Sono state spese molte parole, negli anni, per dare conto dell’influenza di Capote sulle generazioni successive e avvicendarlo ai nostri contemporanei. Se la prima operazione è doverosa, il secondo tentativo è un salto nel buio. Quante volte ci siamo ritrovati a far dialogare per esempio A sangue freddo con L’avversario di Emmanuel Carrère? A parte l’indagine su un fatto di sangue e la rinuncia alla finzione, non c’è altro da cui queste due importanti opere letterarie siano accomunate. L’avversario è un concerto per voce sola, A sangue freddo è un’opera polifonica. Nel primo caso c’è un narratore invadente (un’invadenza calcolata, consapevole, la cifra di molti libri di Carrère) che interviene, commenta, filosofeggia su tutto, dice “io” a ogni paragrafo. Nel secondo caso l’io narrante è assente. Se ne dovrebbe dedurre che Carrère è un narratore più spericolato di Capote, e che mettendo la propria stessa persona nel lato in luce di una vicenda tremenda (in questo caso il massacro di un’intera famiglia per mano del bugiardo patologico Jean-Claude Romand) rischi di più, mostrando senza orpelli debolezze e fragilità. Niente di tutto questo. Carrère si protegge più di Capote.
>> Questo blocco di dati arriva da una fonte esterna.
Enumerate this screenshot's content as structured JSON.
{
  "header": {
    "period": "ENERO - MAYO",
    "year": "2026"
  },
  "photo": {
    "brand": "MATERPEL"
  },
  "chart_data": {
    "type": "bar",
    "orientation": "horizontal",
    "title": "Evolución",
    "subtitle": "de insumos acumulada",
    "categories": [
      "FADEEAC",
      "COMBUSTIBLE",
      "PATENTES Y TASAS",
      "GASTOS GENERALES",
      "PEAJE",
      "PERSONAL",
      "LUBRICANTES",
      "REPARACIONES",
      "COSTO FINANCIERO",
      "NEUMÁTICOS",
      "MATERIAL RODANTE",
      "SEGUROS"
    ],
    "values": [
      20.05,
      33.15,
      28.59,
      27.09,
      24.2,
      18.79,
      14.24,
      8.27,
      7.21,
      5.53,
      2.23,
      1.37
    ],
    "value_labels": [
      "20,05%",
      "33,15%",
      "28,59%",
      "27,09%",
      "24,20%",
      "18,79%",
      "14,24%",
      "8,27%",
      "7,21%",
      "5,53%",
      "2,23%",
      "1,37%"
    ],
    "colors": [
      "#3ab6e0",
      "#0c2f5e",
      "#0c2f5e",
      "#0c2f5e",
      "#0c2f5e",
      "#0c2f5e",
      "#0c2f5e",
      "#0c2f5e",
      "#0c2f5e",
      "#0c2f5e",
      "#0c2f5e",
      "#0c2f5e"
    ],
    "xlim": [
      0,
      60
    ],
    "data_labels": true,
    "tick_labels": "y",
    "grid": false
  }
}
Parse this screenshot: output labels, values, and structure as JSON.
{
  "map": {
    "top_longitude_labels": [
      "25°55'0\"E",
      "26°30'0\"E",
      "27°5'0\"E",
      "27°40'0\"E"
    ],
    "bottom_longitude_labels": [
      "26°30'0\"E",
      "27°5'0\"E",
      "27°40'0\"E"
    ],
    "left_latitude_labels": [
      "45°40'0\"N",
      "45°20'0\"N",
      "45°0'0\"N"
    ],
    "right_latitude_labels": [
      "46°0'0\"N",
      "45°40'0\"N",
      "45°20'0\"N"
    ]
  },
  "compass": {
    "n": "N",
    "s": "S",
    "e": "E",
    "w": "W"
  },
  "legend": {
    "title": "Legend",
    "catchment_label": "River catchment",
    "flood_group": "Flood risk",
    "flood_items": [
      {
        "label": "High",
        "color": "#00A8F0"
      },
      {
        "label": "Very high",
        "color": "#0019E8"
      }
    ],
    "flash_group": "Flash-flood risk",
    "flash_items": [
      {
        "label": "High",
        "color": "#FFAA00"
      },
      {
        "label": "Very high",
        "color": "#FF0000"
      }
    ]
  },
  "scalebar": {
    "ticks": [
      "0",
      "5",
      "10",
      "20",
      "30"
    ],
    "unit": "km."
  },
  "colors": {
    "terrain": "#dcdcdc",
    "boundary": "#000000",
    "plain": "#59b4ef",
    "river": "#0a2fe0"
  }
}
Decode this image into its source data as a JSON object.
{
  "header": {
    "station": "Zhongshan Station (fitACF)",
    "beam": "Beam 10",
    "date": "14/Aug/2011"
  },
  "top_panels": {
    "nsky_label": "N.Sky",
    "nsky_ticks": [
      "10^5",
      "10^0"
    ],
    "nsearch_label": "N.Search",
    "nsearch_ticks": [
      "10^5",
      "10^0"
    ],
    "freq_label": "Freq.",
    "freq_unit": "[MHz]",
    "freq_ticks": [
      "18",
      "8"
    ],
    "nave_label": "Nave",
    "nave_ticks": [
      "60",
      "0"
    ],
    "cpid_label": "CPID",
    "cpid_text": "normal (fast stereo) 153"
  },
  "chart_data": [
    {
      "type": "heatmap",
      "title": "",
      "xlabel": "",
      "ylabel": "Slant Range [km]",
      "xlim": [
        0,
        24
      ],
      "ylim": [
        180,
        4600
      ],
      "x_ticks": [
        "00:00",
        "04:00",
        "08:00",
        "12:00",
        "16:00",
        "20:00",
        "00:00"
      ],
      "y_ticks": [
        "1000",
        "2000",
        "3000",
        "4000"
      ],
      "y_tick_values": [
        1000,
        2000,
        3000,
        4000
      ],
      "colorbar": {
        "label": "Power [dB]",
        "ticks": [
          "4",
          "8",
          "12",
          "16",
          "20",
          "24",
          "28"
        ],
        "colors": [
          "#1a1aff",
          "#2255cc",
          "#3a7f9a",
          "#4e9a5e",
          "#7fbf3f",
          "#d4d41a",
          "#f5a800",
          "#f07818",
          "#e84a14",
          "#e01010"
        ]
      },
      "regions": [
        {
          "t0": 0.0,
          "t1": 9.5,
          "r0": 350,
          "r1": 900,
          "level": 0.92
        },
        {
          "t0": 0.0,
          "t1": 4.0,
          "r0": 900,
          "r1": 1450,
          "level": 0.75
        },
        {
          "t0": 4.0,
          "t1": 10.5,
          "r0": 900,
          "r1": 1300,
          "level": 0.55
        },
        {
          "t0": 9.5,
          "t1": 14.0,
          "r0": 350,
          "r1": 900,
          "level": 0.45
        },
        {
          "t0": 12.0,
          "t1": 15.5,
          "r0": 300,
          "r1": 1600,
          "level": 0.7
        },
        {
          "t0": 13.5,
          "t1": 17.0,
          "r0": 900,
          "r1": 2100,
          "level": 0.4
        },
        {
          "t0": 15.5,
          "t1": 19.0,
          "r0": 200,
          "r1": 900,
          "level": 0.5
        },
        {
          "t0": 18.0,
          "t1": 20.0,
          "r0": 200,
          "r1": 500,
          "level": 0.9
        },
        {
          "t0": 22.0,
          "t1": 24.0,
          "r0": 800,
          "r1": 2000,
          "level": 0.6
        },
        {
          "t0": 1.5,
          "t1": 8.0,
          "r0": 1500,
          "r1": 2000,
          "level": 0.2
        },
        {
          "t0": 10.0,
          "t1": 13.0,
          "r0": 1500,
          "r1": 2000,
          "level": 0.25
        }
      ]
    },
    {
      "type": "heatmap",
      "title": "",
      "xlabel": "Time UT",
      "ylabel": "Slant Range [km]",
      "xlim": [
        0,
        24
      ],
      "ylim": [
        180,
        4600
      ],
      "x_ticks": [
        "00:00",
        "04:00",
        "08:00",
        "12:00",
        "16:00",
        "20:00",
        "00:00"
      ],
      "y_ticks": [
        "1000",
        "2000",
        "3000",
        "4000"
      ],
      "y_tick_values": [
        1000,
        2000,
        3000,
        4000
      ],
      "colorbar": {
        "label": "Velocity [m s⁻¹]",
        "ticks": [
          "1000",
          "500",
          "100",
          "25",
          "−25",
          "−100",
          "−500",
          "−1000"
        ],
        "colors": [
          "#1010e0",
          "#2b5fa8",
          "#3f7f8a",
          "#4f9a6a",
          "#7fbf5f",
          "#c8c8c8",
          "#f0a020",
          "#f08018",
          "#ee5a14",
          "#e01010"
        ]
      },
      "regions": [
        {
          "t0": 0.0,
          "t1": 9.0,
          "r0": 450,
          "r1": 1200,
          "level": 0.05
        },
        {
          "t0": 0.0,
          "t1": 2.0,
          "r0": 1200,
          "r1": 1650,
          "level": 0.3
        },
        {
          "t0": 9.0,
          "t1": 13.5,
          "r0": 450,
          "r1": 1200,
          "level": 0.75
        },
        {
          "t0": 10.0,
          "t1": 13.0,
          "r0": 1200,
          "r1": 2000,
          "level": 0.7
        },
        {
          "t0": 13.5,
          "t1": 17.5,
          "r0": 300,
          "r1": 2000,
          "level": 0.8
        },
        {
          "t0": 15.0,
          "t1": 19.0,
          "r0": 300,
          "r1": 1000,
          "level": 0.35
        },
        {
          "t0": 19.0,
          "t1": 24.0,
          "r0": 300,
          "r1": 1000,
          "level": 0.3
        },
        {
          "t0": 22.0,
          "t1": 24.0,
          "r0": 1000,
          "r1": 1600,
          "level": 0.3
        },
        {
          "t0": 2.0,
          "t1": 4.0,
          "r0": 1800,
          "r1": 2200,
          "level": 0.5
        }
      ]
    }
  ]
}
Tra Carrère e Romand c’è infatti una voragine che non si può colmare, i due sono così diversi (socialmente, caratterialmente, antropologicamente) che noi lettori non li immagineremmo mai a ruoli invertiti. Il rapporto che lega Capote a Perry Smith e Dick Htckock è diverso. Nel biopic del 2005 con Philip Seymour Hoffman, gli sceneggiatori a un certo punto fanno pronunciare a Hoffman-Capote una frase che probabilmente lo scrittore non ha mai detto, ma che rende l’idea. “È come se io e loro fossimo cresciuti nella stessa casa”, dice Capote parlando di Perry e Dick, “solo che io sono uscito dalla porta d’avanti e loro da quella sul retro”. Truman Streckfus Persons, vale a dire, sarebbe potuto essere uno di loro se non fosse diventato Truman Capote.

A sangue freddo è scritto con uno stile perfetto, blindato, adamantino, il quale però lascia trapelare a ogni riga questa inquietudine, questo coinvolgimento, forse anche questo dolore. Proprio il fatto che lo stile sia perfetto ma non sufficiente (perfetto, non sufficiente) rende il libro magnifico.

Questa e altre considerazioni vi verranno facili leggendo È durata poco, la bellezza, la biografia epistolare che per quasi cinquant’anni fa brillare sotto il nostro sguardo questo bambino prodigio, questo adulto problematico, uno scrittore armato solo del proprio talento e di un’audacia rara, capace di salire dal niente sul tetto del mondo per constatare che nulla è eterno e tutto si corrompe. La bellezza, la forza delle sue pagine migliori non hanno salvato lui, possono accompagnare noi ancora per un po’.